A still from Denise Ward-Brown’s film “Never Been a Time.”

“Never Been a Time,” a documentary film by Denise Ward-Brown, associate professor in the Sam Fox School of Design & Visual Arts at Washington University in St. Louis, will be screened Sunday, Nov. 5, as part of the 26th annual St. Louis International Film Festival.

The film traces a line from the 1917 East St. Louis, Ill., race riot through the civil rights movement to the 2014 protests in Ferguson, Mo., over the shooting death of Michael Brown, and the 2017 protests in Minnesota over the shooting death of Philando Castile.

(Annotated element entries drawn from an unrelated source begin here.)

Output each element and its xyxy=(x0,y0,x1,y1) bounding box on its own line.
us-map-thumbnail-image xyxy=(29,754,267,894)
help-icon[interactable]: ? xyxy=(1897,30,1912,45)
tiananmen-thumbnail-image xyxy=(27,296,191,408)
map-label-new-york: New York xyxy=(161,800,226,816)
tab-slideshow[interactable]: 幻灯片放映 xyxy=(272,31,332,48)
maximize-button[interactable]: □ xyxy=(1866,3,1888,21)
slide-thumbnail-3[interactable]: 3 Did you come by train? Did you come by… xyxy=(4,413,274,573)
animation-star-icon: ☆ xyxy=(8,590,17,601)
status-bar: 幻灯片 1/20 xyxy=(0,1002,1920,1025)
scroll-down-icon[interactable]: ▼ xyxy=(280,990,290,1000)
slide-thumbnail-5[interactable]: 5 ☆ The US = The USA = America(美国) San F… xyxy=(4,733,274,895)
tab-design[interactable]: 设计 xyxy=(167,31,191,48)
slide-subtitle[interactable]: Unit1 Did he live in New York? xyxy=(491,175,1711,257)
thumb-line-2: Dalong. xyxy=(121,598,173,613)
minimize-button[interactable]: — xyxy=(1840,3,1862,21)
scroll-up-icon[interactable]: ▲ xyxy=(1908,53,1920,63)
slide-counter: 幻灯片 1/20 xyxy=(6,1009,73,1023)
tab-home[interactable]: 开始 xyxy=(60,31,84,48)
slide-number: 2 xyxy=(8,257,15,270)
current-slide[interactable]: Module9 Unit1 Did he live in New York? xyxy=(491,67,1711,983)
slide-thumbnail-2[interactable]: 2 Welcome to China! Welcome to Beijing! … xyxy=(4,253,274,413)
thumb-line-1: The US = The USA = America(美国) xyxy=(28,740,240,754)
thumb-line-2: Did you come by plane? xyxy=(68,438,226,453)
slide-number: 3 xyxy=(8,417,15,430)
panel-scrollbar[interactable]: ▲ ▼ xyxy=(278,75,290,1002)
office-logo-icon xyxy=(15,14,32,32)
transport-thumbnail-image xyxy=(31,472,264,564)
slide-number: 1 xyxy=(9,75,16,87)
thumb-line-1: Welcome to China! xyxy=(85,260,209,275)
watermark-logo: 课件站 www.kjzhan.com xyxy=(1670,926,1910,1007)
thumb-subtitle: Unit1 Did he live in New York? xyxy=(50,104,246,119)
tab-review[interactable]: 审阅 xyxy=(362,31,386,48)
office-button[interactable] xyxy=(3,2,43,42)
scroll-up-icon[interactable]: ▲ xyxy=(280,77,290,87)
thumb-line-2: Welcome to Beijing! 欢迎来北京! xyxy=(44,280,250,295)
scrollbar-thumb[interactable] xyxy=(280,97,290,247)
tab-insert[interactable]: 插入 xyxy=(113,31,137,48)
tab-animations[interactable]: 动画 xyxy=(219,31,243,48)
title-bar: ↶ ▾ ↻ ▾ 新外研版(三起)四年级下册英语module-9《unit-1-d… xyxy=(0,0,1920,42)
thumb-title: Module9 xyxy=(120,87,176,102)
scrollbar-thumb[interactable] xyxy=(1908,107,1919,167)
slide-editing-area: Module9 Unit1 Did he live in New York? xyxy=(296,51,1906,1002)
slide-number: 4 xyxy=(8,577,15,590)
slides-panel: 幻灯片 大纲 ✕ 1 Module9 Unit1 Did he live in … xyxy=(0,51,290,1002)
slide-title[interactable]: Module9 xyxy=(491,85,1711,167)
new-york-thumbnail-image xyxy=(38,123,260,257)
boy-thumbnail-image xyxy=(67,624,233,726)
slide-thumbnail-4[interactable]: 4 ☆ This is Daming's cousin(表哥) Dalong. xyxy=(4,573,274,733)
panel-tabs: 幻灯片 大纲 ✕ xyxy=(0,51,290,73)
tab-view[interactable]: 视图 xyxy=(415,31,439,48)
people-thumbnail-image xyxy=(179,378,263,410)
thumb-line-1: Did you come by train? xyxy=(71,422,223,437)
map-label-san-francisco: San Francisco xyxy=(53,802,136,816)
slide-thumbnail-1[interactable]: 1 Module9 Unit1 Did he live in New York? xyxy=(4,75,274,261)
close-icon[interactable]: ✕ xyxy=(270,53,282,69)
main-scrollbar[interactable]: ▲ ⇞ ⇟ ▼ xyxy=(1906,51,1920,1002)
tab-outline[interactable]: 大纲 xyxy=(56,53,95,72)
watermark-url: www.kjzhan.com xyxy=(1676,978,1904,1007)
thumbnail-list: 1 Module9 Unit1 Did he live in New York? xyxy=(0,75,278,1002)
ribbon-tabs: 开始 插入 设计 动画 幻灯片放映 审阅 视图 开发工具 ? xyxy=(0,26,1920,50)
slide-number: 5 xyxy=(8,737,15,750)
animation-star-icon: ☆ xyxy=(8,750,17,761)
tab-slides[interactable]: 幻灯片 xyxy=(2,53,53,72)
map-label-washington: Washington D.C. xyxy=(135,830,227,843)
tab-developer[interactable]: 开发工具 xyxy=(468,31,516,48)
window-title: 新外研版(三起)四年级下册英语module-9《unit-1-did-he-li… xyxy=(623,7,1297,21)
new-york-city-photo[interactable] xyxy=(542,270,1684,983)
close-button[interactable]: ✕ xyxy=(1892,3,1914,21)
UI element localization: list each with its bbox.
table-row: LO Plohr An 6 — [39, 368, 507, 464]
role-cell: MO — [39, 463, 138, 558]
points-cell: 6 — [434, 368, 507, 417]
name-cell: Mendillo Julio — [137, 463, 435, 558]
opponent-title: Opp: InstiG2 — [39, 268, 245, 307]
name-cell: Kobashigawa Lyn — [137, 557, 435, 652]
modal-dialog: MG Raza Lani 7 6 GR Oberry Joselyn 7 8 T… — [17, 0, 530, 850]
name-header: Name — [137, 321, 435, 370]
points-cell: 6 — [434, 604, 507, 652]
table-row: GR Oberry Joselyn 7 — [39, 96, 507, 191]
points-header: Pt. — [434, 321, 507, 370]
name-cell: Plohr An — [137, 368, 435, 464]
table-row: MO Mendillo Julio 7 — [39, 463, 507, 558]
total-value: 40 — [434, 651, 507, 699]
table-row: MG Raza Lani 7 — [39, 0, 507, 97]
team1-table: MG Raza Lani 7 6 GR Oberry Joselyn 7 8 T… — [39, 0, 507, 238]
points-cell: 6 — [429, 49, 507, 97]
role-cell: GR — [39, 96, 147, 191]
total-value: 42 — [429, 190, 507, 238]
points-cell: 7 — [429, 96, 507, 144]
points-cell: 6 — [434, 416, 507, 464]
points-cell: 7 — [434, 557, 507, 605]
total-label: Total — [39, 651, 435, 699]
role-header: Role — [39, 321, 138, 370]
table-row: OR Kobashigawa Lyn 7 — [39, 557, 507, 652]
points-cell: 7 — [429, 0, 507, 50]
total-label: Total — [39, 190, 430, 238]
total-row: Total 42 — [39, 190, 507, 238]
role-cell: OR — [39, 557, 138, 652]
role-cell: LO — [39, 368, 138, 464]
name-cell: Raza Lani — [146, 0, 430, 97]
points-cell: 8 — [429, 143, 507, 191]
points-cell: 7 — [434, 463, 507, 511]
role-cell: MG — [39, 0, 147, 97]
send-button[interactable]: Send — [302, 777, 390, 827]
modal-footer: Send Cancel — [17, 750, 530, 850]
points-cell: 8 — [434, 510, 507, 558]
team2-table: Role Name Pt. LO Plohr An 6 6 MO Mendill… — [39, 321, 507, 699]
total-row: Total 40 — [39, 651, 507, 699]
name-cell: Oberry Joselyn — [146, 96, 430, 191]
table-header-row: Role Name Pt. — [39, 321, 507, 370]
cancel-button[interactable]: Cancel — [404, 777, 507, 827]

“Never Been a Time” will be featured as part of “Mean Streets: Viewing the Divided City Through the Lens of Film and Television.” The five-day program explores how film and television reflect — both consciously and unconsciously — problems within U.S. society, including the overt and covert racism that has long segregated our cities. The program is presented by Washington University Libraries, the Sam Fox School’s College of Architecture and Graduate School of Architecture & Urban Design, Cinema St. Louis, the Center for the Humanities in Arts & Sciences and the Missouri History Museum, in conjunction with “The Divided City” initiative.